Question

The vapour pressure of water at room temperature is 23.8mm of hg the vapour pressure of an aqueous solution of sucrose with mole fraction 0.1

Answer 1

Answer:- Solution vapor pressure is 21.42 mmHg.

Solution:- From Raoult's law, "Relative lowering of vapor pressure is directly proportional to the mole fraction of the solute."

$\frac{(P^0-P_s)}{P^0}=x$

where, $P^0$ is the vapor pressure of pure solvent, $P_s$ is the vapor pressure of the solution and $x$ is the mole fraction of the solute.

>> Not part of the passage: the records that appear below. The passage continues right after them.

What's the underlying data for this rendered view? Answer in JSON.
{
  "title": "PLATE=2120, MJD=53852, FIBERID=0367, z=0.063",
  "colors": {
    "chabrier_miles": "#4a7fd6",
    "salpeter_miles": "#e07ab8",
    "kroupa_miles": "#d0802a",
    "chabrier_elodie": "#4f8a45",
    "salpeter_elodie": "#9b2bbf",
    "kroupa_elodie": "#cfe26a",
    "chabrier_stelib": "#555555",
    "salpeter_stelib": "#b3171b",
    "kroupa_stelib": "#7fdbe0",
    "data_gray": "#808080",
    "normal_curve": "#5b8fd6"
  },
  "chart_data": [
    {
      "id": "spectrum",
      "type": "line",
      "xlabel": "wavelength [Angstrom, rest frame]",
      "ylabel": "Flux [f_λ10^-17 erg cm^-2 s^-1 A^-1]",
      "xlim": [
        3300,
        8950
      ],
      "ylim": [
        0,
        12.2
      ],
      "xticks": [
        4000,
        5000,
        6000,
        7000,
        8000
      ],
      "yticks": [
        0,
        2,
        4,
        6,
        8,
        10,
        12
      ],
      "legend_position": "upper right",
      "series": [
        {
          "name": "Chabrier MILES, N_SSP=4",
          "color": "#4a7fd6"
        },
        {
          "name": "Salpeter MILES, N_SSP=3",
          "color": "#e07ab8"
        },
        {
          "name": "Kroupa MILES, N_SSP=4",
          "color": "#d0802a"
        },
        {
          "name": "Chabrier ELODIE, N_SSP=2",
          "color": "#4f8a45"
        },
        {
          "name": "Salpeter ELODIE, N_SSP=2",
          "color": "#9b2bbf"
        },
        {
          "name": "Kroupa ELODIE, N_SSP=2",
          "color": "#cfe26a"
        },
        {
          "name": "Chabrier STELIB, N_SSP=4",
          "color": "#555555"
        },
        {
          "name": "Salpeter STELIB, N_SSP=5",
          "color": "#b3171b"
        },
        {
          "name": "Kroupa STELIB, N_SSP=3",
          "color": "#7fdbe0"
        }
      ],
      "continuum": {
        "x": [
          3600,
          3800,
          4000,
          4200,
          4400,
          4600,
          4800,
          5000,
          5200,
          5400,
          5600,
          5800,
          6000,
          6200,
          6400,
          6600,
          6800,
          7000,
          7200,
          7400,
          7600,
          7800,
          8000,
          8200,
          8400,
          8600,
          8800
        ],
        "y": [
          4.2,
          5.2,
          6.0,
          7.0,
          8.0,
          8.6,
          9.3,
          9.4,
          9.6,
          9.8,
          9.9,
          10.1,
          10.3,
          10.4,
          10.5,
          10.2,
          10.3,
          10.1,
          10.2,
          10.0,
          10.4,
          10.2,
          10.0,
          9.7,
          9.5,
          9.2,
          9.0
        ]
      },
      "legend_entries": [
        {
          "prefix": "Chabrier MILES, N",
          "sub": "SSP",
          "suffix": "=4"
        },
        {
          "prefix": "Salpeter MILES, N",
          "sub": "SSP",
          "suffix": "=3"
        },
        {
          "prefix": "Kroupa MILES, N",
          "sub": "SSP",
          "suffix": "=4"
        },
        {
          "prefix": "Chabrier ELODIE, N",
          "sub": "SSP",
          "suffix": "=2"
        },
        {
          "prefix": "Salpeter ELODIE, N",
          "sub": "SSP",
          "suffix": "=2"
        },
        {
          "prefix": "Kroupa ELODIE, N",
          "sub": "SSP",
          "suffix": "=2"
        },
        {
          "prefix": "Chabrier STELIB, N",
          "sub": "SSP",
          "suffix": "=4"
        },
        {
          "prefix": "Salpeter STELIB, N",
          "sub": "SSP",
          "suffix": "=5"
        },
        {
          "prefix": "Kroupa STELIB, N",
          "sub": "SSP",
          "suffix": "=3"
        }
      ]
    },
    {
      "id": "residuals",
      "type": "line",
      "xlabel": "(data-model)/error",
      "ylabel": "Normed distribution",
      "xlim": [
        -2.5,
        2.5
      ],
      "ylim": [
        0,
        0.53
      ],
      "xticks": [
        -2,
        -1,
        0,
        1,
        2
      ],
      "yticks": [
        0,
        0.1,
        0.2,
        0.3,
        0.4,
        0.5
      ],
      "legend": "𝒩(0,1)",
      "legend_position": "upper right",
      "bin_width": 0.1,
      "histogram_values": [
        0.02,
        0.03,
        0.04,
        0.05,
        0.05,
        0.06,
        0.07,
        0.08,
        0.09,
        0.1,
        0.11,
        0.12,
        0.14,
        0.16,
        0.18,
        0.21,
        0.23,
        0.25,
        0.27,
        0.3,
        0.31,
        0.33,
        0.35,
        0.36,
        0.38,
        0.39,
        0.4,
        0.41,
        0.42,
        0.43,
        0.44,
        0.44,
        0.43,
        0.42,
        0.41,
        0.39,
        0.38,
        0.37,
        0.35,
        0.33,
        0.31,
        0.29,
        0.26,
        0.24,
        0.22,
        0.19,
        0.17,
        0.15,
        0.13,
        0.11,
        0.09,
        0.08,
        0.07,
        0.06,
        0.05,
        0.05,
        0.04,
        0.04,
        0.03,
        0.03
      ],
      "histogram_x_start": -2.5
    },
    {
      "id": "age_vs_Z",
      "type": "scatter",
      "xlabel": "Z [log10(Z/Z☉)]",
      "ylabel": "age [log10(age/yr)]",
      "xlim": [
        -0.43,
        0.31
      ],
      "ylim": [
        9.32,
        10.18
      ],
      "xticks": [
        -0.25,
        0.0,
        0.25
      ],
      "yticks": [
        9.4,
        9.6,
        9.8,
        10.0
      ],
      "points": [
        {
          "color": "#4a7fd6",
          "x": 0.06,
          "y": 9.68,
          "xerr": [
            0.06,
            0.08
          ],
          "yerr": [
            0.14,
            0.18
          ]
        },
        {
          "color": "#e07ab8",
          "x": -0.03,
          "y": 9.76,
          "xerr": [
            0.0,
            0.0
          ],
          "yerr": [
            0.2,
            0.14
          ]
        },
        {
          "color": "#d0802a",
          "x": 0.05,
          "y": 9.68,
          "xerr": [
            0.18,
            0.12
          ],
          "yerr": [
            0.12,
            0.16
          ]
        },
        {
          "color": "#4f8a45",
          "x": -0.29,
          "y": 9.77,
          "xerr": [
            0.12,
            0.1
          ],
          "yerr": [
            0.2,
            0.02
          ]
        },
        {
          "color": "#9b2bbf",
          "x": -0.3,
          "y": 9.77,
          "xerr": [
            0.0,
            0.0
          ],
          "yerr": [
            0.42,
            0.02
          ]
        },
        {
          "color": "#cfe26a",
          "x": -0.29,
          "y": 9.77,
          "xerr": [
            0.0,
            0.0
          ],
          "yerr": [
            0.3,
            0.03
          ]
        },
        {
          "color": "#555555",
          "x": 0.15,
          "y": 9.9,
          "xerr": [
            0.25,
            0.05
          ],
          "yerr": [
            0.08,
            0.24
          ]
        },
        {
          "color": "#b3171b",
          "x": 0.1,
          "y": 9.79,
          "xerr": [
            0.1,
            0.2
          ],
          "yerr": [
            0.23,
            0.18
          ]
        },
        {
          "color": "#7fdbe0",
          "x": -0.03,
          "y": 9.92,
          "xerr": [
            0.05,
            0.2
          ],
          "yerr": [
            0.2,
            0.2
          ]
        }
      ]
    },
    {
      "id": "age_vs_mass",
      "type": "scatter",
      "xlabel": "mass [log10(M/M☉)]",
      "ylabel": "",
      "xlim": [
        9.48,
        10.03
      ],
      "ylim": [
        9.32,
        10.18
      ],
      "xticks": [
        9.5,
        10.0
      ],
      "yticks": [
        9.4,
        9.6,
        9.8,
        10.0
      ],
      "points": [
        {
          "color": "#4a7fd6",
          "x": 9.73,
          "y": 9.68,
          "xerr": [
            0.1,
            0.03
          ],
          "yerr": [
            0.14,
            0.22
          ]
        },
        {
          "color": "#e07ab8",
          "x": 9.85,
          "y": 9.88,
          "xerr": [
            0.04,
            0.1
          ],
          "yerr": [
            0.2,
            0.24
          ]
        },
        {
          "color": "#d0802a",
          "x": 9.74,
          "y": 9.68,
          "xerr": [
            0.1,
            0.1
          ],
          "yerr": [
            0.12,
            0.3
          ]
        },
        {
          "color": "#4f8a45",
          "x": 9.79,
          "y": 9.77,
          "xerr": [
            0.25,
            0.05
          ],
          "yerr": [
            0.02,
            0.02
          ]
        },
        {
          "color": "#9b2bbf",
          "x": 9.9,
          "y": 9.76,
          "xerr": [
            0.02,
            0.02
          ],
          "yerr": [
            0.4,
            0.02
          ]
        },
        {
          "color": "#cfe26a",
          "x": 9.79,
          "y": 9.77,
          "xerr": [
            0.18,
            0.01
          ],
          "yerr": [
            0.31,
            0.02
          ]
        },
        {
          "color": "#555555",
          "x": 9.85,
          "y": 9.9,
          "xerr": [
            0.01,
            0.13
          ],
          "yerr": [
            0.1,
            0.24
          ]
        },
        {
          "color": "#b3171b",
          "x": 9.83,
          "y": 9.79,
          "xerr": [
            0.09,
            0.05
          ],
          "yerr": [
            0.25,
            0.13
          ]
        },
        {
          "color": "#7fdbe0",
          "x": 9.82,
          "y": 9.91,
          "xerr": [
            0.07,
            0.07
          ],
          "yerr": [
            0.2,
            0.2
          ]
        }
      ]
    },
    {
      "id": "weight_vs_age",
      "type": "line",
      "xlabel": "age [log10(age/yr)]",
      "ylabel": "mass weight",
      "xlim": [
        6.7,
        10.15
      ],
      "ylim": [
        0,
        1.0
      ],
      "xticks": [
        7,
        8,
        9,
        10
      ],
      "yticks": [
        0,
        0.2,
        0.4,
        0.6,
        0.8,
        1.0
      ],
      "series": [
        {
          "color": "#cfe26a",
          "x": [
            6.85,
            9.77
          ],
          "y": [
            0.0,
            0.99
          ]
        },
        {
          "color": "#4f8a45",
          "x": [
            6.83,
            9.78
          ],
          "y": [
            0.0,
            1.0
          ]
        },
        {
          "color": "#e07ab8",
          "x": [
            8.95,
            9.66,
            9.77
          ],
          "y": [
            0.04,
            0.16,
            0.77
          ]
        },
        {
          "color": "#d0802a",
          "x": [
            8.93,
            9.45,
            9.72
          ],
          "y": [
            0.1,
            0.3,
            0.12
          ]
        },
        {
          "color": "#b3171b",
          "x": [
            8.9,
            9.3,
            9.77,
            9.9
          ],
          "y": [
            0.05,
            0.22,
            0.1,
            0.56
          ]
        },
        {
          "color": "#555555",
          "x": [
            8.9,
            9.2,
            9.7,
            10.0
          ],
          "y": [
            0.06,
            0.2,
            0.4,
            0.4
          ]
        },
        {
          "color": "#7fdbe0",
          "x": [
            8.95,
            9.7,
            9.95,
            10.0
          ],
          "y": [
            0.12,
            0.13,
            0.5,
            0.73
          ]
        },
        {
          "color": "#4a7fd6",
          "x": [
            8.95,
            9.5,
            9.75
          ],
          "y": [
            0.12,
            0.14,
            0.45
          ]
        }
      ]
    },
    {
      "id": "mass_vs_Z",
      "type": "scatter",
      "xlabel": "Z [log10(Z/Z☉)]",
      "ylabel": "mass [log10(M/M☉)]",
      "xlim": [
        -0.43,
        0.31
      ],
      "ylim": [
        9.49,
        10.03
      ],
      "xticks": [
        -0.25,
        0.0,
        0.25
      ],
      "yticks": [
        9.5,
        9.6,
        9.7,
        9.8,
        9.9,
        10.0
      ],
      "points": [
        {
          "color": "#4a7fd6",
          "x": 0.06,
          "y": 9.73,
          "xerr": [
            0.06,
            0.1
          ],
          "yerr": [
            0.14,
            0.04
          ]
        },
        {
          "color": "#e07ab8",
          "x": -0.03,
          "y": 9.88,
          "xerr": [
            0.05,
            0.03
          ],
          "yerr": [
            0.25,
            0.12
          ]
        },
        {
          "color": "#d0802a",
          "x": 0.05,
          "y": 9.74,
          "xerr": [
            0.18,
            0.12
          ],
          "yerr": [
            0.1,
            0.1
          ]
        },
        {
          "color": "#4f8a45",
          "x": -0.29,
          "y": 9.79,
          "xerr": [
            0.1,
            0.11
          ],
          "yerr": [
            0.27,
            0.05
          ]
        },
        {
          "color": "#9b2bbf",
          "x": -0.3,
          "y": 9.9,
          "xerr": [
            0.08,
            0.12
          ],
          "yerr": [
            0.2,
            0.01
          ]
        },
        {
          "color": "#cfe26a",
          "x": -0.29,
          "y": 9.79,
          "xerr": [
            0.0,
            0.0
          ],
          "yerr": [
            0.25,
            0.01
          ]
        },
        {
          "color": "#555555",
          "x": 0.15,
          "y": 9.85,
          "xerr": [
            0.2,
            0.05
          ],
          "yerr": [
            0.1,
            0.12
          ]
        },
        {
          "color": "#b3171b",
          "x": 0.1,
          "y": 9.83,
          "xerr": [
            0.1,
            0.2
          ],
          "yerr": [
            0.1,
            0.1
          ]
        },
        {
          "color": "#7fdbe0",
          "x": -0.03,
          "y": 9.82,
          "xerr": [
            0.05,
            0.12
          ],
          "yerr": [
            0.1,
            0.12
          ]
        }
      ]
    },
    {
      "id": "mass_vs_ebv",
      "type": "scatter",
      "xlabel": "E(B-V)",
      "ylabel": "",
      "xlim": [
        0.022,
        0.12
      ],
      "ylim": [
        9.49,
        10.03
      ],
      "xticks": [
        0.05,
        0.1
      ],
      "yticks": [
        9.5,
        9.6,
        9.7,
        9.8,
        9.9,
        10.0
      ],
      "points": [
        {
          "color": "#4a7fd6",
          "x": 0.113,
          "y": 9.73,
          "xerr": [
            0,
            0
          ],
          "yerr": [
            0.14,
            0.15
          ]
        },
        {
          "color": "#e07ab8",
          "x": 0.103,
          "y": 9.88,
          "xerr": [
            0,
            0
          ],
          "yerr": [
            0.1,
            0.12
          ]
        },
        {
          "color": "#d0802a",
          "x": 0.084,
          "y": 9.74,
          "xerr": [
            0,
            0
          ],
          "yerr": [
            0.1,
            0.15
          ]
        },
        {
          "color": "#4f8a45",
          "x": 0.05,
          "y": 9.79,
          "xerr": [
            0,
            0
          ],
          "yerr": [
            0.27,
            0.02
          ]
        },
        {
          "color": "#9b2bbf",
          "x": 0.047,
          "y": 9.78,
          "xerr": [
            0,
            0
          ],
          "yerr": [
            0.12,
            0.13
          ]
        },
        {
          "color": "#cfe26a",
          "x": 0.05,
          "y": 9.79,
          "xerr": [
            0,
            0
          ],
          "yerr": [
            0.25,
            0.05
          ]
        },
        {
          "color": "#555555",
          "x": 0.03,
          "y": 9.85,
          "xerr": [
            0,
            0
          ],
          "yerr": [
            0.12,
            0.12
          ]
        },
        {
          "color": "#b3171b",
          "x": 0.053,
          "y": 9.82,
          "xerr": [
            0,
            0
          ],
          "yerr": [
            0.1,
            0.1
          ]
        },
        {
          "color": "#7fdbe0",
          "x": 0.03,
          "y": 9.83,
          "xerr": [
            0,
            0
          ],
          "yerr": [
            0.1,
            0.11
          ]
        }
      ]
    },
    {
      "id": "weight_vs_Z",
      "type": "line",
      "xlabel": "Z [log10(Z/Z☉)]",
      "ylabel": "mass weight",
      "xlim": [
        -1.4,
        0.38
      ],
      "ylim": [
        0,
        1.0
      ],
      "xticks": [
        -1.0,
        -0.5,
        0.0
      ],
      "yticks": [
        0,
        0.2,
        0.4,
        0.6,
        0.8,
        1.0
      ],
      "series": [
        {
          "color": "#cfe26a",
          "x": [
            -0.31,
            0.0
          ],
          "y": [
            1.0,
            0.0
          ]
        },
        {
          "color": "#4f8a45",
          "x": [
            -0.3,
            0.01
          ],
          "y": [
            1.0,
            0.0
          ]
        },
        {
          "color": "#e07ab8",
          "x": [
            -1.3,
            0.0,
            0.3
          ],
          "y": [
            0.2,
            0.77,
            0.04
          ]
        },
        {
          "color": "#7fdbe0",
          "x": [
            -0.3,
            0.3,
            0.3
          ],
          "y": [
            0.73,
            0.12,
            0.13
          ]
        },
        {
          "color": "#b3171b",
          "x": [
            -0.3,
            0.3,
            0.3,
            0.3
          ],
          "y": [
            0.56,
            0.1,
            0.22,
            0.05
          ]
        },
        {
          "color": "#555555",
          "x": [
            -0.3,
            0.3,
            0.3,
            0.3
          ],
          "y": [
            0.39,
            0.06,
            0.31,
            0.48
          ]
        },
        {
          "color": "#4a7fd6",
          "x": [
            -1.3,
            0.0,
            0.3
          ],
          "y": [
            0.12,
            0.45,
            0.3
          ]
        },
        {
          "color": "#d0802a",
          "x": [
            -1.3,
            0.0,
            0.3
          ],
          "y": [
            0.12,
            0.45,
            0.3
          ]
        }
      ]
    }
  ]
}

From given data, vapor pressure of the pure solvent is 23.8 mmHg and the mole fraction of the solute is 0.1. We are asked to calculate the vapor pressure of the aqueous solution of glucose. let's plug in the values in the formula:

$\frac{(23.8-P_s)}{23.8}=0.1$

On cross multiply:

$(23.8-P_s)=0.1(23.8)$

$(23.8-P_s)=2.38$

$P_s=23.8-2.38$

$P_s=21.42$

So, the vapor pressure of the aqueous solution of glucose is 21.42 mmHg.

Answer 2

Given that,

$P_{w} = 23.8$

Mole fraction

$x_{2} = 0.1$

We know the relative lowering in vapor pressure

$x_{2} =  \frac{P_{w} - P_{s} }{P_{w} }$

On substituting all values in above formula

$0.1 = \frac{23.8-P_{s} }{23.8}$

$P_{s} = 23.8-2.38 = 21.42 mm Hg$

So, the vapor pressure of solution = 21.42 mm Hg